Die vergebene Chance

Akt 2: Die vergebene Chance
Die Folge war zunächst kein Schalker Sturmlauf, im Gegenteil: Durch die extrem offensive Rolle der Außenverteidiger fand Dortmund nun Raum vor, gerade auf den Flügeln. Sie liefen außerdem weiter früh an, was Schalkes Ballbesitz-Versuche zunächst unterband. Gerade die Einbindung von Ralf Fährmann war kritisch, wie die riesige Chance von Aubameyang bewies (58.).

Schalke kam dementsprechend eher selten über das Ballbesitzspiel in die gegnerische Hälfte. Stattdessen schlugen sie viele lange Bälle oder versuchten, das Dortmunder Pressing über die Flügel aufzulösen. Sie setzten sehr bewusst auf hohe Hereingaben auf Stürmer Guido Burgstaller. Dortmund zeigte sich hier anfällig: Bei den ersten beiden Gegentoren durften die Schalker Angreifer völlig unbedrängt abschließen.

Akt 2: Die rote Karte
Bosz spürte, dass seiner Mannschaft die Partie zu entgleiten drohte. Nach dem 2:4 wechselte er Marc Bartra (68., für Yarmolenko) ein und stellte damit auf das klassische 4-3-3 um. Die Idee dahinter war wohl, die Mannschaft mit dem altbekannten System mehr defensive Stabilität zu verleihen.

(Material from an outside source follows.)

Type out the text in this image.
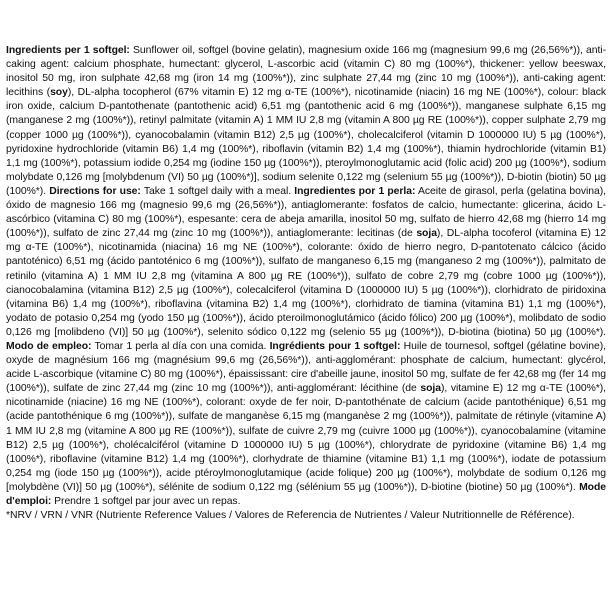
Ingredients per 1 softgel: Sunflower oil, softgel (bovine gelatin), magnesium oxide 166 mg (magnesium 99,6 mg (26,56%*)), anti-caking agent: calcium phosphate, humectant: glycerol, L-ascorbic acid (vitamin C) 80 mg (100%*), thickener: yellow beeswax, inositol 50 mg, iron sulphate 42,68 mg (iron 14 mg (100%*)), zinc sulphate 27,44 mg (zinc 10 mg (100%*)), anti-caking agent: lecithins (soy), DL-alpha tocopherol (67% vitamin E) 12 mg α-TE (100%*), nicotinamide (niacin) 16 mg NE (100%*), colour: black iron oxide, calcium D-pantothenate (pantothenic acid) 6,51 mg (pantothenic acid 6 mg (100%*)), manganese sulphate 6,15 mg (manganese 2 mg (100%*)), retinyl palmitate (vitamin A) 1 MM IU 2,8 mg (vitamin A 800 µg RE (100%*)), copper sulphate 2,79 mg (copper 1000 µg (100%*)), cyanocobalamin (vitamin B12) 2,5 µg (100%*), cholecalciferol (vitamin D 1000000 IU) 5 µg (100%*), pyridoxine hydrochloride (vitamin B6) 1,4 mg (100%*), riboflavin (vitamin B2) 1,4 mg (100%*), thiamin hydrochloride (vitamin B1) 1,1 mg (100%*), potassium iodide 0,254 mg (iodine 150 µg (100%*)), pteroylmonoglutamic acid (folic acid) 200 µg (100%*), sodium molybdate 0,126 mg [molybdenum (VI) 50 µg (100%*)], sodium selenite 0,122 mg (selenium 55 µg (100%*)), D-biotin (biotin) 50 µg (100%*). Directions for use: Take 1 softgel daily with a meal. Ingredientes por 1 perla: Aceite de girasol, perla (gelatina bovina), óxido de magnesio 166 mg (magnesio 99,6 mg (26,56%*)), antiaglomerante: fosfatos de calcio, humectante: glicerina, ácido L-ascórbico (vitamina C) 80 mg (100%*), espesante: cera de abeja amarilla, inositol 50 mg, sulfato de hierro 42,68 mg (hierro 14 mg (100%*)), sulfato de zinc 27,44 mg (zinc 10 mg (100%*)), antiaglomerante: lecitinas (de soja), DL-alpha tocoferol (vitamina E) 12 mg α-TE (100%*), nicotinamida (niacina) 16 mg NE (100%*), colorante: óxido de hierro negro, D-pantotenato cálcico (ácido pantoténico) 6,51 mg (ácido pantoténico 6 mg (100%*)), sulfato de manganeso 6,15 mg (manganeso 2 mg (100%*)), palmitato de retinilo (vitamina A) 1 MM IU 2,8 mg (vitamina A 800 µg RE (100%*)), sulfato de cobre 2,79 mg (cobre 1000 µg (100%*)), cianocobalamina (vitamina B12) 2,5 µg (100%*), colecalciferol (vitamina D (1000000 IU) 5 µg (100%*)), clorhidrato de piridoxina (vitamina B6) 1,4 mg (100%*), riboflavina (vitamina B2) 1,4 mg (100%*), clorhidrato de tiamina (vitamina B1) 1,1 mg (100%*), yodato de potasio 0,254 mg (yodo 150 µg (100%*)), ácido pteroilmonoglutámico (ácido fólico) 200 µg (100%*), molibdato de sodio 0,126 mg [molibdeno (VI)] 50 µg (100%*), selenito sódico 0,122 mg (selenio 55 µg (100%*)), D-biotina (biotina) 50 µg (100%*). Modo de empleo: Tomar 1 perla al día con una comida. Ingrédients pour 1 softgel: Huile de tournesol, softgel (gélatine bovine), oxyde de magnésium 166 mg (magnésium 99,6 mg (26,56%*)), anti-agglomérant: phosphate de calcium, humectant: glycérol, acide L-ascorbique (vitamine C) 80 mg (100%*), épaississant: cire d'abeille jaune, inositol 50 mg, sulfate de fer 42,68 mg (fer 14 mg (100%*)), sulfate de zinc 27,44 mg (zinc 10 mg (100%*)), anti-agglomérant: lécithine (de soja), vitamine E) 12 mg α-TE (100%*), nicotinamide (niacine) 16 mg NE (100%*), colorant: oxyde de fer noir, D-pantothénate de calcium (acide pantothénique) 6,51 mg (acide pantothénique 6 mg (100%*)), sulfate de manganèse 6,15 mg (manganèse 2 mg (100%*)), palmitate de rétinyle (vitamine A) 1 MM IU 2,8 mg (vitamine A 800 µg RE (100%*)), sulfate de cuivre 2,79 mg (cuivre 1000 µg (100%*)), cyanocobalamine (vitamine B12) 2,5 µg (100%*), cholécalciférol (vitamine D 1000000 IU) 5 µg (100%*), chlorydrate de pyridoxine (vitamine B6) 1,4 mg (100%*), riboflavine (vitamine B12) 1,4 mg (100%*), clorhydrate de thiamine (vitamine B1) 1,1 mg (100%*), iodate de potassium 0,254 mg (iode 150 µg (100%*)), acide ptéroylmonoglutamique (acide folique) 200 µg (100%*), molybdate de sodium 0,126 mg [molybdène (VI)] 50 µg (100%*), sélénite de sodium 0,122 mg (sélénium 55 µg (100%*)), D-biotine (biotine) 50 µg (100%*). Mode d'emploi: Prendre 1 softgel par jour avec un repas.

*NRV / VRN / VNR (Nutriente Reference Values / Valores de Referencia de Nutrientes / Valeur Nutritionnelle de Référence).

Nach nur drei Minuten war der Plan dahin. Pierre-Emerick Aubameyang sah die Gelb-Rote Karte, Bosz war gezwungen, wieder umzustellen. Dortmund verteidigte zunächst im 4-4-1, kurze Zeit später stellten sie sich in einem extrem defensiven 5-3-1 auf. Spätestens jetzt hatte Schalke die volle Kontrolle über das Spiel, Dortmund konnte keine Nadelstiche mehr setzen gegen Schalkes System.